5) Practical next steps
- For agent security evals, replace single ASR with stage-level metrics (exposed/persisted/relayed/executed) and run across multiple injection surfaces (memory, tool outputs, propagation, permission escalation).
- In tool-using systems, implement privilege minimization + per-tool allowlists and measure misuse using a GrantBox-like harness; compare ReAct vs Plan-and-Execute as a baseline mitigation.

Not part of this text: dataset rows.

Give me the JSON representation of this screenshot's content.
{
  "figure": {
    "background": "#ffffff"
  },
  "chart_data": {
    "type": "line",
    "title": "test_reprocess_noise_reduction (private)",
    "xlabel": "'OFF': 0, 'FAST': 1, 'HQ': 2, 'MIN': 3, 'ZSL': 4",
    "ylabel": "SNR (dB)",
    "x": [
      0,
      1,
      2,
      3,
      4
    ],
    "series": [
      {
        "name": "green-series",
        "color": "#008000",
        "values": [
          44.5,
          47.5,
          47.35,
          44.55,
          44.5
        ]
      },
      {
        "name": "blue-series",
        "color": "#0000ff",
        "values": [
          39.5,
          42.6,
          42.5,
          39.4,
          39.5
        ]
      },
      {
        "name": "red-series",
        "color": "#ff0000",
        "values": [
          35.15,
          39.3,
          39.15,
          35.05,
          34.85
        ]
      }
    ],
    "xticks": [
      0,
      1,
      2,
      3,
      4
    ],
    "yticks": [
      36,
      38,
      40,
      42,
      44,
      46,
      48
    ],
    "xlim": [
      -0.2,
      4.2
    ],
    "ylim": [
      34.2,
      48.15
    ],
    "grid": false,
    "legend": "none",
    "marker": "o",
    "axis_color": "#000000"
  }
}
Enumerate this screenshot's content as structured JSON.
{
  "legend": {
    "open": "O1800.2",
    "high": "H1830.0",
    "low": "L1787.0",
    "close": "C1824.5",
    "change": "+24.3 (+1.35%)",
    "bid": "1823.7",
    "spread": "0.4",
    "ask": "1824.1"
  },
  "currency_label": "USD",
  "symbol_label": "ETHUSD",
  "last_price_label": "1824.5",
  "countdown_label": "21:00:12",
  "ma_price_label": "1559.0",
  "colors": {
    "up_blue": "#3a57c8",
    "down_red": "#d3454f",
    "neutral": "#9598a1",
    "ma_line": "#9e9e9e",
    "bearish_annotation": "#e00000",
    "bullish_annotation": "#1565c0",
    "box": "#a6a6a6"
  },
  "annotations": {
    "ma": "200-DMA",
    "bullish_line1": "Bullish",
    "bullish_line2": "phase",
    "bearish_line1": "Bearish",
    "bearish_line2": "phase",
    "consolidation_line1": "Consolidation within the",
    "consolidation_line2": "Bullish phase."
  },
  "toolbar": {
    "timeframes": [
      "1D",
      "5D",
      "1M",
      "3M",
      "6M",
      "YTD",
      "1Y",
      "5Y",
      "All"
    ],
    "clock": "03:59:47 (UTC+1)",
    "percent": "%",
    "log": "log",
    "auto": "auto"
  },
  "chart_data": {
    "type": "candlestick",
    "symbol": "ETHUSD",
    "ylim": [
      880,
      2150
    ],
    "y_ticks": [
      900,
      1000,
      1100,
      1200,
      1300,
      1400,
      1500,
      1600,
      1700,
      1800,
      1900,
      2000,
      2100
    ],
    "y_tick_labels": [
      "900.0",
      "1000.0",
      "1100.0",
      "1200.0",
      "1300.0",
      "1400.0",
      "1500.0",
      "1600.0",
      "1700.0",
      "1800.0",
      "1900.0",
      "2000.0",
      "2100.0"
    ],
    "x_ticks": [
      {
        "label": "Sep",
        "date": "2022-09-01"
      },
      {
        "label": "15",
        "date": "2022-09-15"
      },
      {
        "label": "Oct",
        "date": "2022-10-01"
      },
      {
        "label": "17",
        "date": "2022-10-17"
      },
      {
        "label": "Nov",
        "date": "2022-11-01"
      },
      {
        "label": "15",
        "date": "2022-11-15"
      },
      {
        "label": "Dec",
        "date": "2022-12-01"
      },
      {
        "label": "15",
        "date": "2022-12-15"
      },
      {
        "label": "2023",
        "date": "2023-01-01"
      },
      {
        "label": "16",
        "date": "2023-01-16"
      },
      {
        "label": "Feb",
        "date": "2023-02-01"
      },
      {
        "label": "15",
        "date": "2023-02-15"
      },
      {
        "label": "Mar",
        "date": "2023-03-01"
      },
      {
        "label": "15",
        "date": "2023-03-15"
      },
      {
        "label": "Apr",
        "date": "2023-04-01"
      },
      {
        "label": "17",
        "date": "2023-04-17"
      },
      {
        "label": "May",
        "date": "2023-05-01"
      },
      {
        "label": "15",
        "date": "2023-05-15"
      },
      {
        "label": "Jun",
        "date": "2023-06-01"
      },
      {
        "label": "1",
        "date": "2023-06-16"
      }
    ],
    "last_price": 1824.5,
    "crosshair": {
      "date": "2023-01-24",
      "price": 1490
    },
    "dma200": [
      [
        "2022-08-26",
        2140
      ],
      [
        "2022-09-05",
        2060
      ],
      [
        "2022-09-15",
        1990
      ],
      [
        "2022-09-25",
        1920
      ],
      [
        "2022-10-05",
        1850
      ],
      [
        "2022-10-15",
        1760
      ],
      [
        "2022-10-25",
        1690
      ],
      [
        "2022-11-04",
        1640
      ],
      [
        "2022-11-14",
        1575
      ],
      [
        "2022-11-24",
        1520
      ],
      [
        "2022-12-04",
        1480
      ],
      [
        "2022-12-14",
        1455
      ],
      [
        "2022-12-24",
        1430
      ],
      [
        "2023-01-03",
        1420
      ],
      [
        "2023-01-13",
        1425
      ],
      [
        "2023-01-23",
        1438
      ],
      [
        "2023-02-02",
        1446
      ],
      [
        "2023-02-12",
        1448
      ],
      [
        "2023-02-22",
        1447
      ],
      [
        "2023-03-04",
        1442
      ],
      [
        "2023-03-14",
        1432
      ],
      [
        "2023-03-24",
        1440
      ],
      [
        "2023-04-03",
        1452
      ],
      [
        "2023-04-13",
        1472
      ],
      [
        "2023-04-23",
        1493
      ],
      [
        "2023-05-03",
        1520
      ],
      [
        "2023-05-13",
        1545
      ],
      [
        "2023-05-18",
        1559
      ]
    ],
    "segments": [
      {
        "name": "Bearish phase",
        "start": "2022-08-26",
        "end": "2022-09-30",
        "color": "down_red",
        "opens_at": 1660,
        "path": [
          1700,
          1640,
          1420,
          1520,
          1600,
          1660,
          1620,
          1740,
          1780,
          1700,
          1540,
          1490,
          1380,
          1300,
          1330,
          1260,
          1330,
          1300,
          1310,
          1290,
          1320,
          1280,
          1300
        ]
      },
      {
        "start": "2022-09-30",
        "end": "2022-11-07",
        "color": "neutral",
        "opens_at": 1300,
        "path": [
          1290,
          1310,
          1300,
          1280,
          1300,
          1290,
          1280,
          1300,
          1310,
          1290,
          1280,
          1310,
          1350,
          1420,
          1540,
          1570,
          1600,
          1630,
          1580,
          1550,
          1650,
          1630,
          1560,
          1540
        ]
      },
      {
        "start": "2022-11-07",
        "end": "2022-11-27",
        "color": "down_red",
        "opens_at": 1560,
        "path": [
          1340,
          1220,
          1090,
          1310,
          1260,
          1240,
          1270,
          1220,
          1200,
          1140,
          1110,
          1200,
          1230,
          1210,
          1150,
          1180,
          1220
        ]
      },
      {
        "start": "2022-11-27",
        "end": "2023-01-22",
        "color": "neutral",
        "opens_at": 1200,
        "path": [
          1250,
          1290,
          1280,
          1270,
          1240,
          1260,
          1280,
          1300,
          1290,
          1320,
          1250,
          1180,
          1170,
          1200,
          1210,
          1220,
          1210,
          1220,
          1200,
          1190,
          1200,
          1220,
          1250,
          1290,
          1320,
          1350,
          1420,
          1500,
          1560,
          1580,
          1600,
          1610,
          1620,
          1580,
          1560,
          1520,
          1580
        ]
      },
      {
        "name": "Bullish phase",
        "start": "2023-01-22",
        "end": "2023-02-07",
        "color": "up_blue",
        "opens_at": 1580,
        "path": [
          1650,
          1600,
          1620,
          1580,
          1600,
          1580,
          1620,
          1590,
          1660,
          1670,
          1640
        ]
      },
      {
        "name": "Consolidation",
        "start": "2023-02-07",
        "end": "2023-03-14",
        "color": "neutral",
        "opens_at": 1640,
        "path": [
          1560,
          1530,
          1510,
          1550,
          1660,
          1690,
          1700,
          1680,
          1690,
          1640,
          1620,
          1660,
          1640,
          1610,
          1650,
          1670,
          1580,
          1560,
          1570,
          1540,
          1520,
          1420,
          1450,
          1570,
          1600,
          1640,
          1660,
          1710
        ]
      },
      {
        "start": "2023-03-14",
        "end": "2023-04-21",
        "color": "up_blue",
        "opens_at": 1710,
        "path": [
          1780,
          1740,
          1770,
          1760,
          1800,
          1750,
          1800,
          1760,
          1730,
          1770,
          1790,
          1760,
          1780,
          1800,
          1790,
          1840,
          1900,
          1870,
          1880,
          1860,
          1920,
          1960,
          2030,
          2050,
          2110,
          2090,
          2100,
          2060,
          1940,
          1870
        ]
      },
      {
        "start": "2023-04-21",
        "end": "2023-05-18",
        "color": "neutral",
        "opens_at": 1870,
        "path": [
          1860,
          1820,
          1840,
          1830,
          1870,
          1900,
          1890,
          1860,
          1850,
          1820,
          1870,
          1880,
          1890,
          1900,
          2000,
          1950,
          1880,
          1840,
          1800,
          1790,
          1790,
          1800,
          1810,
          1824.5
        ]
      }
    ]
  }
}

- Add NL/PL boundary flow labeling (placeholder preservation/modality taxonomy) to CI for LLM-integrated code; use it to prioritize which callsites need strict sanitization or structured output constraints.
- For multimodal models, add a CDH-style paired evaluation (evidence vs prior conflict) and track CFAD/CCR to detect “normalization” failures that standard VQA misses.
- When using LLM-as-a-judge, set temperature intentionally (very low T for consistency/parse stability) and report judge temperature + repeated-seed variance as part of benchmark methodology.
- For test-time reasoning, prototype budgeted meta-control (prune/repair/abstain) and measure not just accuracy but ECE/selective prediction under fixed compute.
- For multimodal RLVR, experiment with role-separated credit assignment (Observer/Solver) and explicitly measure perception vs reasoning error categories to ensure perception improves.
- For privacy audits (especially audio), run blind baseline separability checks before claiming memorization; only then run MIAs on distribution-matched subsets.
Generated from per-paper analyses; no external browsing.